Congressional Habits

Congress in general hasn't changed its security measures much, even though some representatives have stated they will take extra measures. The New York Daily News reports representatives Jason Chaffetz and Heath Shuler both stated they intend to carry concealed weapons in their home districts. U.S. Marshals can deputize them should the need arise for better security measures and more protection against violent crime.

Still, many in Congress have stated they will go about their business as usual. Meeting with constituents and attending events are necessary parts of the job. Rep. Jerry McNerney held a similar "Congress At Your Corner" event in late January much like the one Giffords was working when she was shot. There were extra police and added precautions, but he still met with voters at a public library in California.


Congress hasn't agreed on much since the shooting, and that stigma continues today. A partial shutdown of the government may well be happening starting April 8 when funding portions of the government run out. The White House, Democrats and Republicans all don't agree on what programs should be cut, how much money should be spent and what they need to do to avert a shutdown. Reuters and USA Today report the budget dilemma is far from over as no one wants to back down.

No one is flinching as everyone says a shutdown isn't preferred, but that's the direction Congress and the White House is heading. Even as one of their own is still recovering from a critical gunshot would, many outside of Washington, D.C., are wondering why they can't all just get along. The Democrats claim they have bowed to Republican pressure but now the GOP wants steeper budget cuts. All it is in the nation's capital right now is a big mess. But at least the tone is civil, even if nearly a million federal workers are worried about their jobs.

Gun Control

One hefty issue revolving around the Giffords shooting is gun control. Very shortly after the shooting happened, a Republican from New York introduced a bill to Congress to make it a crime to carry guns withing 1,000 feet of a member of Congress. Rep. Peter King made the announcement alongside Mayor Michael Bloomberg of New York City, but The Hill reported House Speaker John Boehner rejected the proposal. The New York Daily News also reports Bloomberg is disappointed in the lack of action Congress has taken on gun control laws since the shooting.

President Obama penned an op-ed piece to the Arizona Daily Star March 13 in which he stated current gun laws must be enforced more effectively. Obama also made a case for limiting access to guns for those with psychological problems. It is believed the alleged shooter, Jared Lee Loughner, is mentally unstable and was still able to purchase a gun and ammunition.

Rep. Gary Ackerman (D-N.Y.) also introduced legislation a few days after the shooting in an attempt to close loopholes in current gun laws. So far, no sweeping legislation has been passed by either chamber of Congress as they have been working on budget problems.

How Will Giffords Proceed After Recovery?

Giffords clearly needs to focus on her recovery right now. When she becomes able to resume a normal life, she will likely be a strong advocate for making sure her constituents are taken care of. It doesn't necessarily mean she will advocate taking away guns or limiting someone's right to own firearms. However, she may take a cautious approach and join her Democratic colleagues in helping close loopholes in current gun laws.

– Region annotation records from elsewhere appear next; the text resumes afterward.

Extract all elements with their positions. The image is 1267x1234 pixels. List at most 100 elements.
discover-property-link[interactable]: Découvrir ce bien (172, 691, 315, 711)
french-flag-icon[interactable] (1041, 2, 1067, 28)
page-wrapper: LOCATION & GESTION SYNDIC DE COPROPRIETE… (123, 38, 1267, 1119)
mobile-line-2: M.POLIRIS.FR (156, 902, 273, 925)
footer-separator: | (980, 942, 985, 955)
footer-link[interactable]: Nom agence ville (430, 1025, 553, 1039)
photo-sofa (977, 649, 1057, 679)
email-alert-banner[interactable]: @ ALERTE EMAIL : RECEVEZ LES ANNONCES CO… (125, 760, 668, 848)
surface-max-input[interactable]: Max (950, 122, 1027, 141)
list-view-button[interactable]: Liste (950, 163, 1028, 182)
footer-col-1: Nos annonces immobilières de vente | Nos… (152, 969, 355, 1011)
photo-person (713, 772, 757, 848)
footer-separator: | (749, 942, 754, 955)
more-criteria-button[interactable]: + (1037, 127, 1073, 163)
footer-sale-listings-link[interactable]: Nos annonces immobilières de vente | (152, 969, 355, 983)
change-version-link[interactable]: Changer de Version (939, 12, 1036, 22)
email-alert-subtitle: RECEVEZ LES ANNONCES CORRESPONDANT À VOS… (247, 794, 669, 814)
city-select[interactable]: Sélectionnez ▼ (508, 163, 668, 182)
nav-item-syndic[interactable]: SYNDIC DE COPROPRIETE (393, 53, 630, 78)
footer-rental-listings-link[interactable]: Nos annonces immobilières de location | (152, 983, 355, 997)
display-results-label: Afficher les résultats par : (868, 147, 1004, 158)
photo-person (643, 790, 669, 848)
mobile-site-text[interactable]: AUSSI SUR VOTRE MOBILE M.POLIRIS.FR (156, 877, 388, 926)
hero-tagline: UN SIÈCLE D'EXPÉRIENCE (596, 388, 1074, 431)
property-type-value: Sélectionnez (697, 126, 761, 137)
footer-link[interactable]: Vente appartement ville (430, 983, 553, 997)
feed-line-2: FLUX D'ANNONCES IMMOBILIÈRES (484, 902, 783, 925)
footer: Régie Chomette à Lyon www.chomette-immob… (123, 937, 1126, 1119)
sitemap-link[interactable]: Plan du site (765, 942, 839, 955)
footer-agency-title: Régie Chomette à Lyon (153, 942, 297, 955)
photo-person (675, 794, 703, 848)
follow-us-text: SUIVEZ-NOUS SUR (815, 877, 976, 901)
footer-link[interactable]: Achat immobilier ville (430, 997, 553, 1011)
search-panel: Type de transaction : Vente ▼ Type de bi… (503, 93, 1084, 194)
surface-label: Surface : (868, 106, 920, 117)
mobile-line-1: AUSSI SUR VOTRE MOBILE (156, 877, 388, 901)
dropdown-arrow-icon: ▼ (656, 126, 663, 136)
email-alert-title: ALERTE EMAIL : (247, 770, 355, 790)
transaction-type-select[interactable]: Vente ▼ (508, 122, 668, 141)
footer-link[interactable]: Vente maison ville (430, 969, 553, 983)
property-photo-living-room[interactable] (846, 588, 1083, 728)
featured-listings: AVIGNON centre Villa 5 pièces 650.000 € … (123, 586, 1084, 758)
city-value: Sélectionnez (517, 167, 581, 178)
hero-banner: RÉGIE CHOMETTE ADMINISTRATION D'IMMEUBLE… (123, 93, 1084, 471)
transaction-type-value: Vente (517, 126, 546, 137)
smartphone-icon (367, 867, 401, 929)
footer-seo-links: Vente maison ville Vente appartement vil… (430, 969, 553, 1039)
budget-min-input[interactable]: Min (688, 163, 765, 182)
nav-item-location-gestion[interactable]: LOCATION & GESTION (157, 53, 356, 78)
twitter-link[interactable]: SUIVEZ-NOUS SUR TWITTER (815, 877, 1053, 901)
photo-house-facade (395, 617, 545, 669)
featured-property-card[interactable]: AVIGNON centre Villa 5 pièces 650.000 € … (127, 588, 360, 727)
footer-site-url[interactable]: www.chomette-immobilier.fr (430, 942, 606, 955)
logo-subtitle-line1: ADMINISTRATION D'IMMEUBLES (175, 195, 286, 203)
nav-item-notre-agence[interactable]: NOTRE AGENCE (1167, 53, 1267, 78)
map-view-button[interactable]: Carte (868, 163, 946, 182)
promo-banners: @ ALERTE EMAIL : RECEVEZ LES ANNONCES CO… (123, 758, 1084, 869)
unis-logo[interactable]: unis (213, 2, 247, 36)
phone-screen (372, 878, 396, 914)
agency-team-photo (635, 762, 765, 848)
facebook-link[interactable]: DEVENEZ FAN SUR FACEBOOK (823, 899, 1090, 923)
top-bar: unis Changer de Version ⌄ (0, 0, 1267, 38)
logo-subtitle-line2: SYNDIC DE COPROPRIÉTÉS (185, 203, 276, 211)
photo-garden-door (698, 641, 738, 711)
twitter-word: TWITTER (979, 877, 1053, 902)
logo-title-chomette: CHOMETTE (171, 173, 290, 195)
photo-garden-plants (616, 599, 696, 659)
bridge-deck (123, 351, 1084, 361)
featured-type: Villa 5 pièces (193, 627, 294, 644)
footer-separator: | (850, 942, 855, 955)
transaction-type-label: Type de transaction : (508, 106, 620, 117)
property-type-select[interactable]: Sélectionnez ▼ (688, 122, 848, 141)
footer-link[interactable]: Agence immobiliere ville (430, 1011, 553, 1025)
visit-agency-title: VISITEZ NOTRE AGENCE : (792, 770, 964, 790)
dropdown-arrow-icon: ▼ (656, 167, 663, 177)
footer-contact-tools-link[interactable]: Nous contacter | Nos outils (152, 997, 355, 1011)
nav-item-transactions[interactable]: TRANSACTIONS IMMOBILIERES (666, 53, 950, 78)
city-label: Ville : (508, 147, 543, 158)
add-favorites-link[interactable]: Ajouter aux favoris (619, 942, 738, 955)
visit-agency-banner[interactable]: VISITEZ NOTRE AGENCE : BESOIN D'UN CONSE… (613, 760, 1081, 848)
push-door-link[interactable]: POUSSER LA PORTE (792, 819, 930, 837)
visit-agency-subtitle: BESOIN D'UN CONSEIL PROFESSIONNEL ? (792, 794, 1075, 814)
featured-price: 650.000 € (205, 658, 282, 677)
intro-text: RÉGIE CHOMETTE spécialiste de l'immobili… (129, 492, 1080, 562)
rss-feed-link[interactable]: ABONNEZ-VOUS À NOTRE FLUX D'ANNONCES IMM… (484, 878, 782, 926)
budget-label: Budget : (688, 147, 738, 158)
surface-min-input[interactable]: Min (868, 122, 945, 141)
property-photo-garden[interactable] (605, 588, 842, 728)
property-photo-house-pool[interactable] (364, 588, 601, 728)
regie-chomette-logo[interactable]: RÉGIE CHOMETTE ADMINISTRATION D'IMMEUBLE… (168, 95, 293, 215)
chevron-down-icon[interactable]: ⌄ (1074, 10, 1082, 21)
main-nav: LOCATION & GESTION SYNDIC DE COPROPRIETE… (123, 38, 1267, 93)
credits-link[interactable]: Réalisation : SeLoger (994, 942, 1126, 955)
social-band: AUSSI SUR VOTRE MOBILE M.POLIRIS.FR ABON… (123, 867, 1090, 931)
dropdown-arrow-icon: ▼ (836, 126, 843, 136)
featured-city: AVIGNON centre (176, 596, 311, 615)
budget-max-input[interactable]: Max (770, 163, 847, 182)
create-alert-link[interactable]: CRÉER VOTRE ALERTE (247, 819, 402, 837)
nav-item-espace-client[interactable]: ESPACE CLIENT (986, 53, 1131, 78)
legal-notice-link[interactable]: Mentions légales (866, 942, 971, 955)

Depending upon how moved she has been by her injuries and the events surrounding her assassination attempt, Giffords may want to do something entirely different and stay out of politics. Maybe she will want to start her own foundation and speak around the country as an advocate for non-violence. Perhaps Giffords will retire from public service and focus on the needs of her own community in Tucson.

Either way, Giffords will not go quietly into the night. As time separates us from traumatic events in our past, humans tend to forget what happened. But to the people who were affected most by the bullets and blood on Jan. 8, 2011, they will never forget the shootings, nor should they let others diminish the tragedy of Tucson.